Cost tracking, budget limits, and the ledger.

Nitejar tracks the cost of every inference call across every agent. Token counts, model pricing, and estimated spend are recorded automatically. You do not need an external billing system -- the app gives you a complete ledger.

In the broader app model:

  • Command Center shows cost pressure as an attention signal.
  • Costs is the ledger and source of truth.

How cost tracking works

Every time an agent makes an inference call, Nitejar records:

  • Prompt tokens and completion tokens for the call
  • Estimated cost, computed from the model's per-token pricing in the model catalog
  • Which agent made the call and which model was used

Costs are computed at call time, not after the fact. The model catalog stores pricing per model, and the runtime multiplies token counts by those rates. If the catalog does not have pricing for a model, cost is recorded as zero.

The ledger is the source of truth. Every dollar is traceable to a specific run, a specific inference call, and a specific agent.

The cost ledger

The cost ledger lives at Costs. It shows:

  • Total spend across all agents and models
  • Per-agent breakdown with trend charts
  • Per-model breakdown
  • Daily cost trend

Each entry in the ledger links back to the work item and run that incurred the cost. You can drill from the top-level summary down to individual inference calls.

Where to verify

Open Costs to see the full ledger. The summary cards show total spend, and the tables below break it down by agent and model.

Per-agent budget limits

Budget limits prevent runaway spend. You configure them per-agent from the agent's settings page.

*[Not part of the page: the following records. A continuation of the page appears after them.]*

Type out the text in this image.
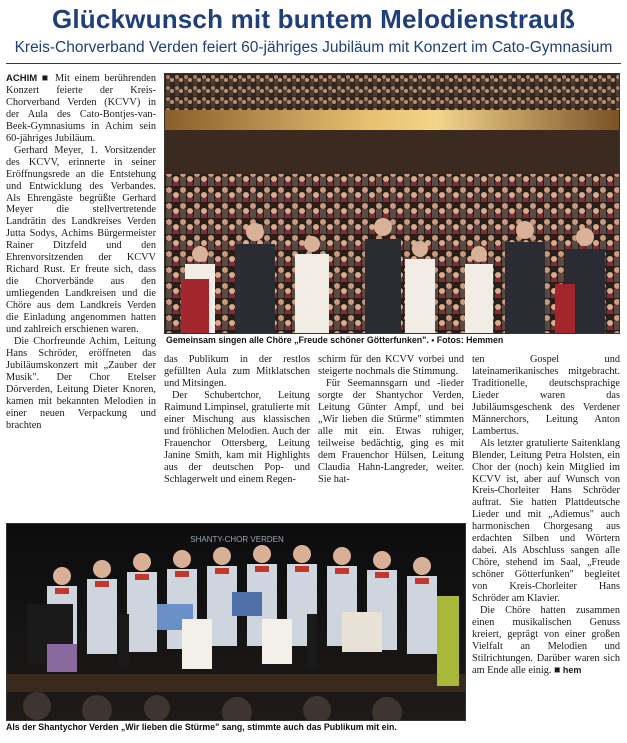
Glückwunsch mit buntem Melodienstrauß
Kreis-Chorverband Verden feiert 60-jähriges Jubiläum mit Konzert im Cato-Gymnasium

ACHIM ■ Mit einem berührenden Konzert feierte der Kreis-Chorverband Verden (KCVV) in der Aula des Cato-Bontjes-van-Beek-Gymnasiums in Achim sein 60-jähriges Jubiläum.

Gerhard Meyer, 1. Vorsitzender des KCVV, erinnerte in seiner Eröffnungsrede an die Entstehung und Entwicklung des Verbandes. Als Ehrengäste begrüßte Gerhard Meyer die stellvertretende Landrätin des Landkreises Verden Jutta Sodys, Achims Bürgermeister Rainer Ditzfeld und den Ehrenvorsitzenden der KCVV Richard Rust. Er freute sich, dass die Chorverbände aus den umliegenden Landkreisen und die Chöre aus dem Landkreis Verden die Einladung angenommen hatten und zahlreich erschienen waren.

Die Chorfreunde Achim, Leitung Hans Schröder, eröffneten das Jubiläumskonzert mit „Zauber der Musik". Der Chor Etelser Dörverden, Leitung Dieter Knoren, kamen mit bekannten Melodien in einer neuen Verpackung und brachten

Gemeinsam singen alle Chöre „Freude schöner Götterfunken". ▪ Fotos: Hemmen

das Publikum in der restlos gefüllten Aula zum Mitklatschen und Mitsingen.

Der Schubertchor, Leitung Raimund Limpinsel, gratulierte mit einer Mischung aus klassischen und fröhlichen Melodien. Auch der Frauenchor Ottersberg, Leitung Janine Smith, kam mit Highlights aus der deutschen Pop- und Schlagerwelt und einem Regen-

schirm für den KCVV vorbei und steigerte nochmals die Stimmung.

Für Seemannsgarn und -lieder sorgte der Shantychor Verden, Leitung Günter Ampf, und bei „Wir lieben die Stürme" stimmten alle mit ein. Etwas ruhiger, teilweise bedächtig, ging es mit dem Frauenchor Hülsen, Leitung Claudia Hahn-Langreder, weiter. Sie hat-

ten Gospel und lateinamerikanisches mitgebracht. Traditionelle, deutschsprachige Lieder waren das Jubiläumsgeschenk des Verdener Männerchors, Leitung Anton Lambertus.

Als letzter gratulierte Saitenklang Blender, Leitung Petra Holsten, ein Chor der (noch) kein Mitglied im KCVV ist, aber auf Wunsch von Kreis-Chorleiter Hans Schröder auftrat. Sie hatten Plattdeutsche Lieder und mit „Adiemus" auch harmonischen Chorgesang aus erdachten Silben und Wörtern dabei. Als Abschluss sangen alle Chöre, stehend im Saal, „Freude schöner Götterfunken" begleitet von Kreis-Chorleiter Hans Schröder am Klavier.

Die Chöre hatten zusammen einen musikalischen Genuss kreiert, geprägt von einer großen Vielfalt an Melodien und Stilrichtungen. Darüber waren sich am Ende alle einig. ■ hem

SHANTY-CHOR VERDEN
Als der Shantychor Verden „Wir lieben die Stürme" sang, stimmte auch das Publikum mit ein.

  • Period -- hourly, daily, or monthly
  • Limit (USD) -- the maximum dollar amount the agent can spend per period
  • Soft threshold -- a percentage of the limit that triggers a warning
  • Hard threshold -- a percentage of the limit at which new runs are blocked

When an agent hits its hard budget threshold, new runs are refused until the period resets or you raise the limit. The agent is not killed mid-run -- it finishes its current work, but will not start new work until the budget clears.

Budget limits can also be set at the org level from Costs, applying a global ceiling across all agents.

Where to verify

Open Agents > [agent] and scroll to the Inference Costs section. Budget limits are displayed alongside current spend for the active period.

Model cost comparison

Different models have wildly different price points. Choosing the right model per agent is the single biggest lever you have on cost.

ModelApproximate costNotes
arcee-ai/trinity-large-preview:free$0Default. Free via OpenRouter. Good enough for most tasks.
Mid-tier models (Llama, Mistral)$0.10 -- $0.50 / 1M tokensReasonable for higher-quality output without breaking the bank.
Frontier models (GPT-4o, Claude)$2 -- $15 / 1M tokensBest quality, but costs add up fast with high-volume agents.

The model catalog in Settings > Gateway shows per-token pricing for every model available to your instance.

Model call receipts

Every inference call is recorded as a receipt. Each receipt includes:

  • Model used
  • Prompt tokens
  • Completion tokens
  • Estimated cost
  • Latency
  • Tool call flag

Receipts are visible in two places: the work item timeline and the cost ledger.

Where to verify

Open Activity > [work item] to see the timeline of inference calls for a specific run. The same data rolls up into Costs at the aggregate level.

Cost at the run level

Each work item tracks its own total cost. When you open a work item's detail page, the cost is shown alongside the run timeline, token counts, and tool calls.

The Command Center surface summarizes cost pressure across the fleet, giving you a quick signal when spend is part of the current attention picture. Use it for posture. Use Costs for the actual ledger.